Ольга Андреева-Карлайл, дочь писателя и поэта Вадима Андреева – одного из героев этой книги, несомненно, была одарена как живописным, так и писательским даром, идущим еще от ее деда Леонида Андреева. Однако в некотором смысле ее детство, невзирая на все горести, связанные с эмигрантским бытом и жизнью на Олероне во время оккупации, было намного счастливее, чем детские годы ее отца. Всю свою детскую жизнь она провела в окружении родных и близких людей, рядом с матерью, отцом, любимой бабушкой, и это не могло не наложить особый отпечаток на ее характер. На страницах книги перед нами предстает очень честная и умная девочка, намного проницательнее взрослых; она тоньше чувствует людей и положения, чувствует опасности, которые подстерегают ее прекраснодушных родственников. Оля зорко наблюдает за жизнью взрослых и, несмотря на то, что хорошо видит их недостатки, исполнена к ним огромной любви.
Вадим Андреев тоже ярко описал свои детские годы в повести “Детство”, где главным трагическим событием, которое разрушило привычный ход жизни семьи, была ранняя смерть матери. Смерть Шурочки, – как звали ее близкие – матери двух мальчиков Вадима и Даниила, – разорвала надвое и жизнь писателя Леонида Андреева. Младший сын Даниил никогда не помнил ее, так как его рождение в 1906 году стало причиной смерти матери.
Шурочка Велигорская росла в Москве в доме своей сестры Елизаветы Добровой. Вместе с ними в доме жила мать Ефросинья Варфоломеевна, приходившаяся двоюродной внучкой Тарасу Шевченко; с одним из ее сыновей будущий писатель Леонид Андреев учился в Орловской гимназии. Главой дома был Филипп Александрович Добров. Он родился в семье, где старшему сыну полагалось быть врачом. Его отца пациенты звали не Добров, а “доктор Добрый”. Филипп Александрович тоже полностью отвечал своей фамилии, пятьдесят лет он проработал в Первой Градской больнице в Москве. О своем приходе в дом Добровых Леонид Андреев написал: “…не будь на свете этих Добровых, я был бы или на Хитровке, или на том свете – а уж в литературу не попал бы ни в коем случае”. Для него здесь соединились огромная дружеская забота, вдохновение, страсть и надежда на счастье.
Двадцатисемилетний Леонид Андреев стал ухаживать за пятнадцатилетней Шурочкой Велигорской.

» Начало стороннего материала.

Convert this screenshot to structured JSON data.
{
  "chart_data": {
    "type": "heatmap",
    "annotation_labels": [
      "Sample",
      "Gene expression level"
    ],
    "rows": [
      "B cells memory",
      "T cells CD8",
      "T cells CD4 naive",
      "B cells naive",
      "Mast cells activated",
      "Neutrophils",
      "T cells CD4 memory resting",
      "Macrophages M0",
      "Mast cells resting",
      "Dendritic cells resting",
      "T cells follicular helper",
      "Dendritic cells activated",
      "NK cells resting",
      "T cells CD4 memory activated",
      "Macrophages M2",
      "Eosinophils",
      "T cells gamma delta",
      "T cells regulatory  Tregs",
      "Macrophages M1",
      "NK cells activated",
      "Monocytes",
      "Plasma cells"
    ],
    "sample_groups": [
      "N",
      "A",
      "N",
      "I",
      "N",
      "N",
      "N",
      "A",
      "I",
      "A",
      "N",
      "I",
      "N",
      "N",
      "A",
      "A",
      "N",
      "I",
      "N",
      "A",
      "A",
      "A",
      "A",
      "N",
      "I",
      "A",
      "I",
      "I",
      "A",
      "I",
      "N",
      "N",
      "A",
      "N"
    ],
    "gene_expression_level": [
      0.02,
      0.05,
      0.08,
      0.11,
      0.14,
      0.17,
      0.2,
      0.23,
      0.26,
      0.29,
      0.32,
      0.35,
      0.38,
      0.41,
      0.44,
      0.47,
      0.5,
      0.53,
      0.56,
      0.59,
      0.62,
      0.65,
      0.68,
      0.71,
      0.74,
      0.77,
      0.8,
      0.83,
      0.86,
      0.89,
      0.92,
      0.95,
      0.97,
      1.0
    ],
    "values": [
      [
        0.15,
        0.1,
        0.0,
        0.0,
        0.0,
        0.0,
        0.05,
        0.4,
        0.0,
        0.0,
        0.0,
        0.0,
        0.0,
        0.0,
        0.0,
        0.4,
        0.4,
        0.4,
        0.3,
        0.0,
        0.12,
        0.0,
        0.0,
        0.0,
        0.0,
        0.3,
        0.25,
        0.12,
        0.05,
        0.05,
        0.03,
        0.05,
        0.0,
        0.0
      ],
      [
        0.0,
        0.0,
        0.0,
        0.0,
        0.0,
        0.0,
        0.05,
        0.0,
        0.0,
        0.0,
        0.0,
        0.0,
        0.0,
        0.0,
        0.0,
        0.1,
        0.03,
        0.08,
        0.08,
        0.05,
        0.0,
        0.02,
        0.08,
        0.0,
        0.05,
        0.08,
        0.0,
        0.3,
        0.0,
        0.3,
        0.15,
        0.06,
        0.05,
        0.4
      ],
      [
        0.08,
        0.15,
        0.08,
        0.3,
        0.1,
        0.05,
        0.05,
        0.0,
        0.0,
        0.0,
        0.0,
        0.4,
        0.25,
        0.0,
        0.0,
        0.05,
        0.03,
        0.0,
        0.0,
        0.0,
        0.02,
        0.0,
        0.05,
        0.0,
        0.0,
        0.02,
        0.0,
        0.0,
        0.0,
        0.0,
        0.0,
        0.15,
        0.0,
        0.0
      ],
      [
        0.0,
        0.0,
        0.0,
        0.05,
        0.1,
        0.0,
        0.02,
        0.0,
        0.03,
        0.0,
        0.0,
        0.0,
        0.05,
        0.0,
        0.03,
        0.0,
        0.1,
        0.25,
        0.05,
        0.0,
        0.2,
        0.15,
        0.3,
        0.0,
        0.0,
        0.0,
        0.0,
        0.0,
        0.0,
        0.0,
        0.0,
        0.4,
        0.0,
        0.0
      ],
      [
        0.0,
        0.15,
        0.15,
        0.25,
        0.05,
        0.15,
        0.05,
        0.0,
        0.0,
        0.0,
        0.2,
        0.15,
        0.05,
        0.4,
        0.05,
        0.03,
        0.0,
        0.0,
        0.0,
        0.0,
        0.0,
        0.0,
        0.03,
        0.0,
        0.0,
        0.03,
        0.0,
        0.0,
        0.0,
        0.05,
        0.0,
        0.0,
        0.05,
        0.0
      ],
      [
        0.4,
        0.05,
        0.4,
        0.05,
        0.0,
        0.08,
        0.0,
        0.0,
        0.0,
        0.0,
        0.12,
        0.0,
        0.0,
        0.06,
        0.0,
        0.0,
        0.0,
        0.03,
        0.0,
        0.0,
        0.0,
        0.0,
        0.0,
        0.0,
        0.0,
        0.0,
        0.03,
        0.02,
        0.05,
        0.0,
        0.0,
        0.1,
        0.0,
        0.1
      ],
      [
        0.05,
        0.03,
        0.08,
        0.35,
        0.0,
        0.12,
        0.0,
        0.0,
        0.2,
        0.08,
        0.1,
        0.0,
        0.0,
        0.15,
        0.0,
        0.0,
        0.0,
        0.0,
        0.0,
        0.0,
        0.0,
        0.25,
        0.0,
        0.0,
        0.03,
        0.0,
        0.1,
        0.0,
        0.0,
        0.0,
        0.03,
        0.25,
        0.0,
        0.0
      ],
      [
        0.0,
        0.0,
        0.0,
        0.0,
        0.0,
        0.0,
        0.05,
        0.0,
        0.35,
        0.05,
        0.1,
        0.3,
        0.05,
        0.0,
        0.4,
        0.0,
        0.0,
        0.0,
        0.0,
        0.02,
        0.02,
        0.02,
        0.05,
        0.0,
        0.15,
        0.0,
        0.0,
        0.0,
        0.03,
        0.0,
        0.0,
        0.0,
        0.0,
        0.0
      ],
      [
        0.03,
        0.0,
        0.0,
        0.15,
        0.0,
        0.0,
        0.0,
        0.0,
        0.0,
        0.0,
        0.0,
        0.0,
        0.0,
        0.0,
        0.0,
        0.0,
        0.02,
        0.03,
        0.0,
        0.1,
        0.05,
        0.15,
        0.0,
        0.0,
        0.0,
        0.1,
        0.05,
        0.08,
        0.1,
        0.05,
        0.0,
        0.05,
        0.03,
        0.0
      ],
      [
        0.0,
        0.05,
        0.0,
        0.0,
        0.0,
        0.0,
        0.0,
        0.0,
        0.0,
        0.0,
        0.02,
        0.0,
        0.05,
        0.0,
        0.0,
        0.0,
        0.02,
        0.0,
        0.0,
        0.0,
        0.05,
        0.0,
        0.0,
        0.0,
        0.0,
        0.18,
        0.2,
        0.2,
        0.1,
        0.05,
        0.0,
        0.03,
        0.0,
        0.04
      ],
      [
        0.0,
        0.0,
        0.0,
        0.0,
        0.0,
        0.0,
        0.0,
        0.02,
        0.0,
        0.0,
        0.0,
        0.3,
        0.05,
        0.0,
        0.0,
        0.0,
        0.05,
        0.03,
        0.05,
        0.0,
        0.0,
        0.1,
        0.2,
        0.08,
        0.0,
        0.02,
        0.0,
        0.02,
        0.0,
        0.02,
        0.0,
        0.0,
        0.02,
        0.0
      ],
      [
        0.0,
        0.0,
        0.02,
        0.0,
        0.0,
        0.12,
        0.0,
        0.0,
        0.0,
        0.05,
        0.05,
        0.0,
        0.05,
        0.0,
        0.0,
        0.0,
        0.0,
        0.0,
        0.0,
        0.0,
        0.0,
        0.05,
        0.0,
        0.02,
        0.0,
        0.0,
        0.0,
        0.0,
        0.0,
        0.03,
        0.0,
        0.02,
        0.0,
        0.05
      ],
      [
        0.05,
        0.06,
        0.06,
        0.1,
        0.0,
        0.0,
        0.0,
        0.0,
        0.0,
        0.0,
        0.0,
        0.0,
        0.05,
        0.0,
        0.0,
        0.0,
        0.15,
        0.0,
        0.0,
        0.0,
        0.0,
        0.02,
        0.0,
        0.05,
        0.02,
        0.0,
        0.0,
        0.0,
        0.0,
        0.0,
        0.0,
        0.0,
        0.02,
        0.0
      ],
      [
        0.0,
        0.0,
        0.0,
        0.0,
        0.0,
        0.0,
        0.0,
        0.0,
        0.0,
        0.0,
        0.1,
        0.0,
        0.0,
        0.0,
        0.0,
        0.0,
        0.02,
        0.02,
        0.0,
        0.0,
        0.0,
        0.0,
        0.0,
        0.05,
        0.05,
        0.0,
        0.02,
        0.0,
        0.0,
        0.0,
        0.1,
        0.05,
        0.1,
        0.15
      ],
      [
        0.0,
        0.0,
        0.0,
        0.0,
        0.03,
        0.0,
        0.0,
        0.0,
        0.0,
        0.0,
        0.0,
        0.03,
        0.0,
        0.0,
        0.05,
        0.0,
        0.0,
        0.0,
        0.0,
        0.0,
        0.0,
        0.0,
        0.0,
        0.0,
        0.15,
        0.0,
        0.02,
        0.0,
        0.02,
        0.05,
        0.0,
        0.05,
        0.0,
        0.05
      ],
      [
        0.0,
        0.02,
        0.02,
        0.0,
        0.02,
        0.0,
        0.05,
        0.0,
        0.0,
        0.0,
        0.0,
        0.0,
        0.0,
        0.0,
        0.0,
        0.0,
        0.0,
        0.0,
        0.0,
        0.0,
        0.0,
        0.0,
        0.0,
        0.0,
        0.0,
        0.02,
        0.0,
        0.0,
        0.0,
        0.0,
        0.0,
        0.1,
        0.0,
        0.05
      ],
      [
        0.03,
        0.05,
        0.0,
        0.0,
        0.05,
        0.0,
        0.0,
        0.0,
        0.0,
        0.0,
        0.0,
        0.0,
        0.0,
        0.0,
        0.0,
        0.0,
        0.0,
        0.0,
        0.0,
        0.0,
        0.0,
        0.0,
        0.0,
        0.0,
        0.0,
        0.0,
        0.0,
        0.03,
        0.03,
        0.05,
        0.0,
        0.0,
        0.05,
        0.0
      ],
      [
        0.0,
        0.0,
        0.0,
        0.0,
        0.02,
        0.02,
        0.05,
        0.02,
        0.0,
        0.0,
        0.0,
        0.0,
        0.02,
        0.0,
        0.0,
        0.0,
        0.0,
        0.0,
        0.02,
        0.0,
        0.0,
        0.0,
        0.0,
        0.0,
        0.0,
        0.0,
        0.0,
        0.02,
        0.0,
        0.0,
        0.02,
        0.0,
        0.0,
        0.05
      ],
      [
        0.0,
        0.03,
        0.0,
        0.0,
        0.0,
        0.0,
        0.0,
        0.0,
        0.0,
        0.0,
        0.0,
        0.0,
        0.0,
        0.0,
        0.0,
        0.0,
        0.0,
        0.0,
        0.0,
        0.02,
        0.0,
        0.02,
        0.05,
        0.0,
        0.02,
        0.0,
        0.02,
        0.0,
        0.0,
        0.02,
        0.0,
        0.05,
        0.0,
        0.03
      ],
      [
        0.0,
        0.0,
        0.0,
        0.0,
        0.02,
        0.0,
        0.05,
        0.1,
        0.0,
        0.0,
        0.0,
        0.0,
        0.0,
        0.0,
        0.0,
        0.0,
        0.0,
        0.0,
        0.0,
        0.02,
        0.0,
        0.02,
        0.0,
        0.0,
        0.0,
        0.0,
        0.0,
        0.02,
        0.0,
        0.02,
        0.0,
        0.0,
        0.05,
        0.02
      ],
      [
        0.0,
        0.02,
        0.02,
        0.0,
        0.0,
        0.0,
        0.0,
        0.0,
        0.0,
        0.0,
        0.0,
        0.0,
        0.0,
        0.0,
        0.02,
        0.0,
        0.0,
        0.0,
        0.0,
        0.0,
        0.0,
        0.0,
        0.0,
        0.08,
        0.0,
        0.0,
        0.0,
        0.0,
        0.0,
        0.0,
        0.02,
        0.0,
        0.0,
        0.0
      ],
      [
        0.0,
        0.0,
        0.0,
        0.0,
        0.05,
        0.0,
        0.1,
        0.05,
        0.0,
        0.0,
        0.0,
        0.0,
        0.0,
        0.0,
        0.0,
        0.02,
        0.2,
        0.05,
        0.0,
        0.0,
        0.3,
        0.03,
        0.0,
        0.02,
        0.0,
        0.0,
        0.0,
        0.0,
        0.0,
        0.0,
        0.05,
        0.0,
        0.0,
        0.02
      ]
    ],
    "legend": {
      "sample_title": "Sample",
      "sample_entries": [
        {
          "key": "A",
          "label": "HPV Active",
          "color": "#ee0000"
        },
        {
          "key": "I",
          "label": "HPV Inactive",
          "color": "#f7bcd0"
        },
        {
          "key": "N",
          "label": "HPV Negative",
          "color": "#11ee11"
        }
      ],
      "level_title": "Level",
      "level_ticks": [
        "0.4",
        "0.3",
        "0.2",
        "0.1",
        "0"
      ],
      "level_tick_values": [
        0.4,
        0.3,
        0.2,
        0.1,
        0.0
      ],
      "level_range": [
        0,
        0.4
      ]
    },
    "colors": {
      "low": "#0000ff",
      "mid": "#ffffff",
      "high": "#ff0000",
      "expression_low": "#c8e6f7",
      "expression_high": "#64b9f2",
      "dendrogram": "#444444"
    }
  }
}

Начинающий писатель вначале влюбился в ее старшую сестру Елизавету Михайловну, жену своего друга доктора Доброва, и только потом в юную Шурочку. Хотя девушка испытывала к нему ответные чувства, ее пугали требования Леонида Андреева к будущей жене, которую он видел самоотреченной рабой своего мужа. Шурочка Велигорская не считала себя готовой к подобной роли. Леонид Андреев стал думать о самоубийстве, тем более что Ефросинья Варфоломеевна была категорически против брака дочери с пьющим малоизвестным писателем.